San Francisco had the highest Sales at US$ 8,262,204. This can be explained by some possible reasons:
- Silicon Valley is based in San Francisco.
- There is a density of engineers in San Franciso with high income. Therefore, they tend to spend more in this city, especially on hi-tech products.
The peak of placing Orders was at 11 AM and 12 PM (during lunch break), and at 7 PM, when people got home after work. Therefore, running an ad within 30-60 minutes before these two periods can be recommended to get the most viewers.
The top-selling products were iPhone, Lightning Charging Cable by 882 items sold at the same time within the same order. Companies can sell their products in a combo to push sales for both best sellers and the less common items. Or they can place promotion on a combo while keeping the regular price of their single purchased product to raise demand for buying a combo rather than a single item.
There are seasonal fluctuations which show constant drops from Apr to Aug for almost all products in general.
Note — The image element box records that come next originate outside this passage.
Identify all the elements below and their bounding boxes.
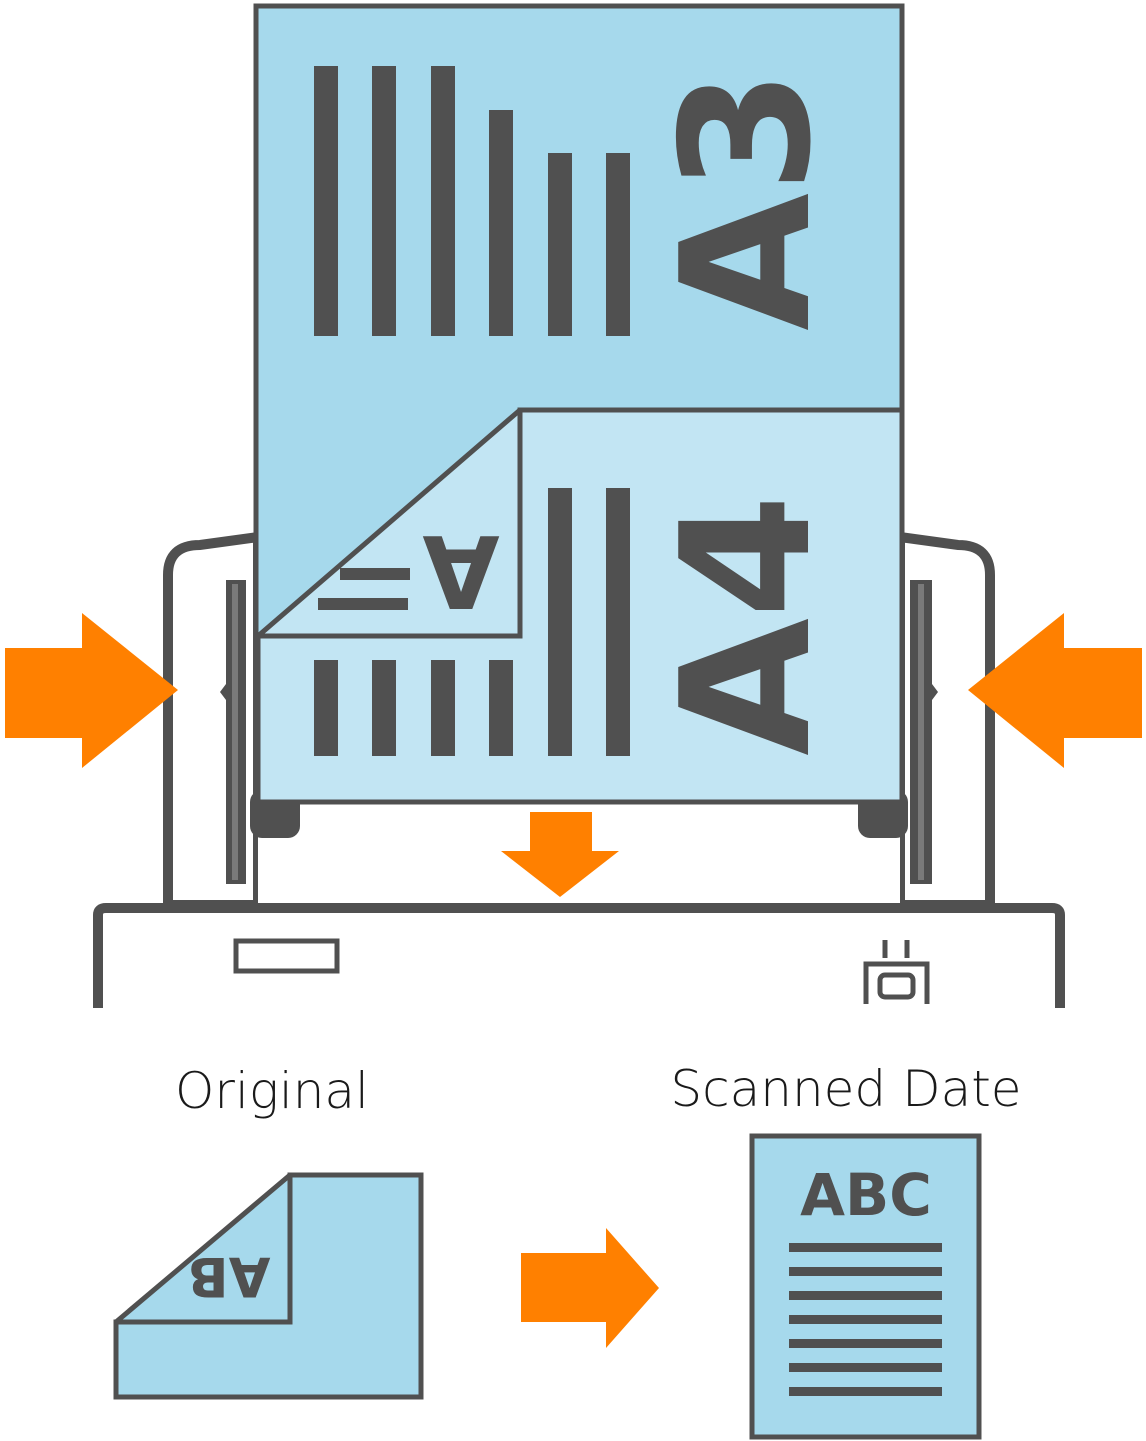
original-fold-flap [113, 1172, 293, 1325]
original-flap-text: AB [188, 1245, 271, 1308]
a4-flap-label: A [422, 512, 499, 629]
a3-label: A3 [643, 69, 850, 331]
scan-button-icon [233, 938, 340, 974]
a4-flap-content: A [318, 512, 500, 629]
carrier-sheet-icon [863, 940, 930, 1004]
original-sheet: AB [113, 1172, 424, 1400]
a3-text-lines [314, 66, 630, 336]
a4-text-lines [314, 488, 630, 756]
arrow-down-icon [501, 812, 619, 897]
a4-fold-flap [255, 407, 523, 639]
arrow-right-icon [5, 613, 178, 768]
side-guides [220, 580, 938, 884]
original-caption: Original [175, 1062, 369, 1120]
a4-label: A4 [643, 494, 850, 756]
scanned-sheet-text: ABC [800, 1161, 932, 1229]
scanned-text-lines [789, 1243, 942, 1396]
arrows [5, 613, 1142, 1348]
scanned-sheet: ABC [749, 1133, 982, 1440]
arrow-left-icon [968, 613, 1142, 768]
scanned-caption: Scanned Date [670, 1060, 1021, 1118]
scanner-body [93, 903, 1065, 1008]
a4-sheet: A4 A [255, 407, 905, 805]
result-arrow-icon [521, 1228, 659, 1348]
Another lowest decline happened in December after a peak in November. The reasons might be because customers tend to spend for products on or before Thanksgiving in October/November and Chirstmans Sales in December. Then we could spend less on products in December but other priorities such as clothing, food and berage.
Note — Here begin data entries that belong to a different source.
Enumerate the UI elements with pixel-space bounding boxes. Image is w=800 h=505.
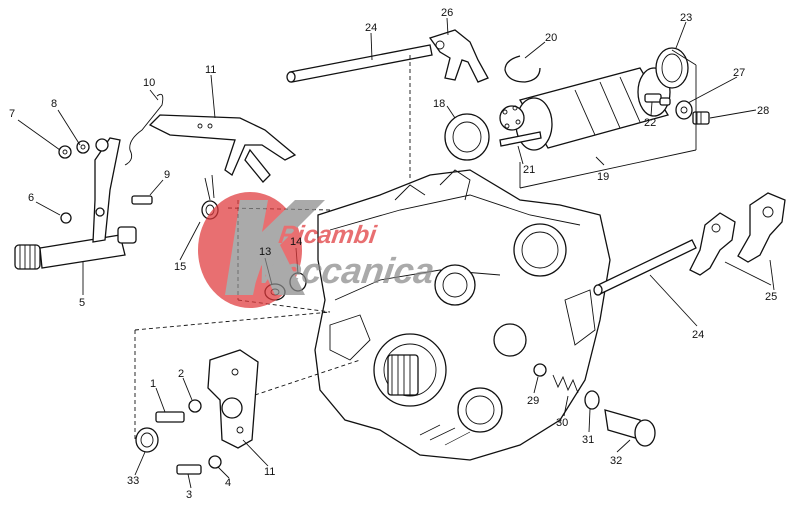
callout-4: 4 bbox=[225, 477, 231, 489]
plug-32 bbox=[604, 409, 656, 447]
pawl-lever bbox=[148, 114, 297, 183]
circlip-20 bbox=[504, 55, 541, 83]
leader-lines bbox=[17, 17, 775, 489]
callout-3: 3 bbox=[186, 489, 192, 501]
washer-31 bbox=[584, 390, 600, 410]
callout-15: 15 bbox=[174, 261, 186, 273]
callout-31: 31 bbox=[582, 434, 594, 446]
selector-fork-26 bbox=[428, 29, 489, 83]
callout-32: 32 bbox=[610, 455, 622, 467]
callout-5: 5 bbox=[79, 297, 85, 309]
callout-1: 1 bbox=[150, 378, 156, 390]
washer-2 bbox=[188, 399, 202, 413]
callout-6: 6 bbox=[28, 192, 34, 204]
watermark-grey-k bbox=[225, 200, 325, 295]
callout-2: 2 bbox=[178, 368, 184, 380]
fork-shaft-right bbox=[593, 239, 697, 296]
callout-12: 11 bbox=[264, 466, 275, 478]
watermark-line2: Meccanica bbox=[249, 250, 437, 291]
bolt-9 bbox=[131, 195, 153, 205]
callout-19: 19 bbox=[597, 171, 609, 183]
bolt-1 bbox=[155, 411, 185, 423]
callout-8: 8 bbox=[51, 98, 57, 110]
pin-22 bbox=[644, 93, 671, 106]
callout-7: 7 bbox=[9, 108, 15, 120]
washer-4 bbox=[208, 455, 222, 469]
callout-22: 22 bbox=[644, 117, 656, 129]
callout-28: 28 bbox=[757, 105, 769, 117]
washer-27 bbox=[675, 100, 693, 120]
washer-7 bbox=[58, 145, 72, 159]
callout-25: 25 bbox=[765, 291, 777, 303]
callout-11: 11 bbox=[205, 64, 216, 76]
selector-forks-25 bbox=[689, 192, 786, 276]
callout-10: 10 bbox=[143, 77, 155, 89]
watermark-line1: Ricambi bbox=[277, 221, 379, 249]
return-spring bbox=[124, 93, 164, 166]
callout-26: 26 bbox=[441, 7, 453, 19]
callout-18: 18 bbox=[433, 98, 445, 110]
callout-30: 30 bbox=[556, 417, 568, 429]
callout-29: 29 bbox=[527, 395, 539, 407]
output-gear bbox=[387, 354, 419, 396]
callout-27: 27 bbox=[733, 67, 745, 79]
selector-lever bbox=[92, 137, 121, 243]
selector-shaft bbox=[14, 226, 137, 270]
detent-spring-30 bbox=[552, 374, 579, 394]
callout-numbers: 7 8 10 11 9 6 5 15 13 14 1 2 33 3 4 11 2… bbox=[9, 7, 777, 501]
callout-24-right: 24 bbox=[692, 329, 704, 341]
callout-13: 13 bbox=[259, 246, 271, 258]
bolt-28 bbox=[692, 111, 710, 125]
callout-23: 23 bbox=[680, 12, 692, 24]
callout-9: 9 bbox=[164, 169, 170, 181]
fork-shaft-top bbox=[286, 44, 433, 83]
callout-20: 20 bbox=[545, 32, 557, 44]
nut-6 bbox=[60, 212, 72, 224]
callout-33: 33 bbox=[127, 475, 139, 487]
washer-8 bbox=[76, 140, 90, 154]
callout-14: 14 bbox=[290, 236, 302, 248]
bolt-3 bbox=[176, 464, 202, 475]
brand-watermark: Ricambi Meccanica bbox=[198, 192, 437, 308]
callout-21: 21 bbox=[523, 164, 535, 176]
seal-33 bbox=[135, 427, 159, 453]
shim-18 bbox=[444, 113, 490, 161]
detent-ball-29 bbox=[533, 363, 547, 377]
plate-12 bbox=[207, 349, 259, 449]
pin-21 bbox=[499, 131, 542, 147]
callout-24-top: 24 bbox=[365, 22, 377, 34]
ring-23 bbox=[655, 47, 689, 89]
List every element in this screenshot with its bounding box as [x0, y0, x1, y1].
A suggestion might be that we can offer some seasonal rapid promotions for some products in summer so customers can spend for some products like batteries, dryers and headphones to solve the low quantities sold during those months.
Seasonality refers to a pattern of fluctuations above or below some average level that repeats at regular intervals. These “seasons” are viewed as short term patterns.
There is a correlation between the Products' Prices and their Volumes. The AA and AAA Batteries had the highest Volumes Ordered while other pricey products had both low quantities and revenues. Easily-replaceable and affordableproducts like batteries, cables, headphones had more Quantities Sold than other long-used and expensive products like Smartphones, TVs, Laptops, Monitors and Dryers.
As I do not have other data of other factors or criteria such as brand quality to research and analyze further, so far that is the sum-up of our conclusion.